Previously, the AMA had discussed concerns about autonomous vehicles with former DOT Secretary Elaine Chao, as well. But while the AMA has had an audience with DOT officials — and despite NHTSA’s investigation into Tesla’s Autopilot system and California putting the brakes on AV technology at the state level — no concrete action has been taken at the federal level.

“It’s astounding that, despite laying out clear and specific safety recommendations and the many concerns raised by various stakeholders calling for the regulation of this technology, we are continuing to fight the same battle,” said AMA Government Relations Director Nick Haris. “We urge developers and regulators to prioritize the inclusion of motorcyclists in the design, testing and implementation of AV systems to prevent future tragedies.”

In fact, the most recent testing of these systems by the Insurance Institute for Highway Safety (IIHS), released just yesterday, indicates only one of the first 10 small SUVs evaluated using their new testing criteria earned a good rating. Four of the tested vehicles either completely failed to provide sufficient warning or gave it too late to avoid a collision.

The AMA reaffirms its commitment to advocating for the safety of motorcyclists on the road and calls upon federal agencies, automakers, technology companies and software developers to ensure that AV technology is thoroughly vetted and capable of protecting all road users, including motorcyclists.

Currently, the AMA has over 215,000 members, and according to a recent survey, distracted and inattentive driving as well as automated vehicles are their two top issues of concern. The AMA will work with its members at the grassroots level to sound the alarm and reach out to local, state and federal lawmakers.
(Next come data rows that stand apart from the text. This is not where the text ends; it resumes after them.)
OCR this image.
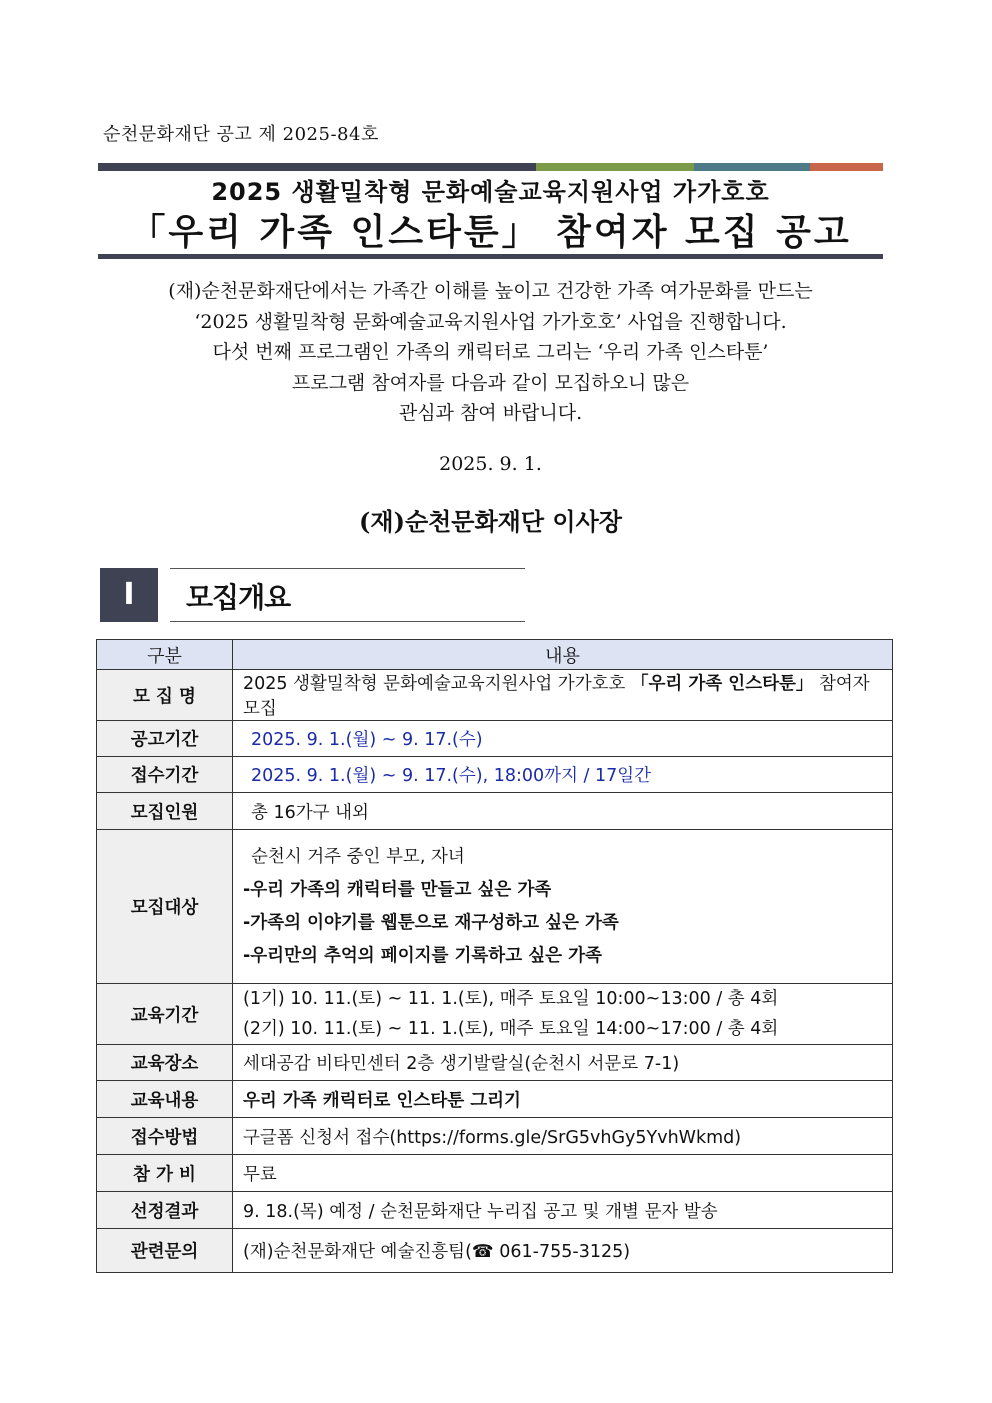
순천문화재단 공고 제 2025-84호
2025 생활밀착형 문화예술교육지원사업 가가호호
「우리 가족 인스타툰」 참여자 모집 공고
(재)순천문화재단에서는 가족간 이해를 높이고 건강한 가족 여가문화를 만드는
‘2025 생활밀착형 문화예술교육지원사업 가가호호’ 사업을 진행합니다.
다섯 번째 프로그램인 가족의 캐릭터로 그리는 ‘우리 가족 인스타툰’
프로그램 참여자를 다음과 같이 모집하오니 많은
관심과 참여 바랍니다.
2025. 9. 1.
(재)순천문화재단 이사장
I	모집개요
구분	내용
모 집 명	2025 생활밀착형 문화예술교육지원사업 가가호호 「우리 가족 인스타툰」 참여자 모집
공고기간	2025. 9. 1.(월) ~ 9. 17.(수)
접수기간	2025. 9. 1.(월) ~ 9. 17.(수), 18:00까지 / 17일간
모집인원	총 16가구 내외
모집대상	순천시 거주 중인 부모, 자녀
-우리 가족의 캐릭터를 만들고 싶은 가족
-가족의 이야기를 웹툰으로 재구성하고 싶은 가족
-우리만의 추억의 페이지를 기록하고 싶은 가족

교육기간	(1기) 10. 11.(토) ~ 11. 1.(토), 매주 토요일 10:00~13:00 / 총 4회
(2기) 10. 11.(토) ~ 11. 1.(토), 매주 토요일 14:00~17:00 / 총 4회

교육장소	세대공감 비타민센터 2층 생기발랄실(순천시 서문로 7-1)
교육내용	우리 가족 캐릭터로 인스타툰 그리기
접수방법	구글폼 신청서 접수(https://forms.gle/SrG5vhGy5YvhWkmd)
참 가 비	무료
선정결과	9. 18.(목) 예정 / 순천문화재단 누리집 공고 및 개별 문자 발송
관련문의	(재)순천문화재단 예술진흥팀(☎ 061-755-3125)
The AMA also asks the entire industry to join their call for action from DOT Secretary Buttigieg and the Department of Transportation.

“Many autonomous vehicles on the road today have not been proven to detect all other road users in all situations before they have been allowed to be used on the road,” Dingman added.  “Motorcyclists should not be used as guinea pigs for autonomous vehicle manufacturers.  The continued allowance of untested autonomous vehicles on our nation’s roadways is unacceptable. The time for action is now!”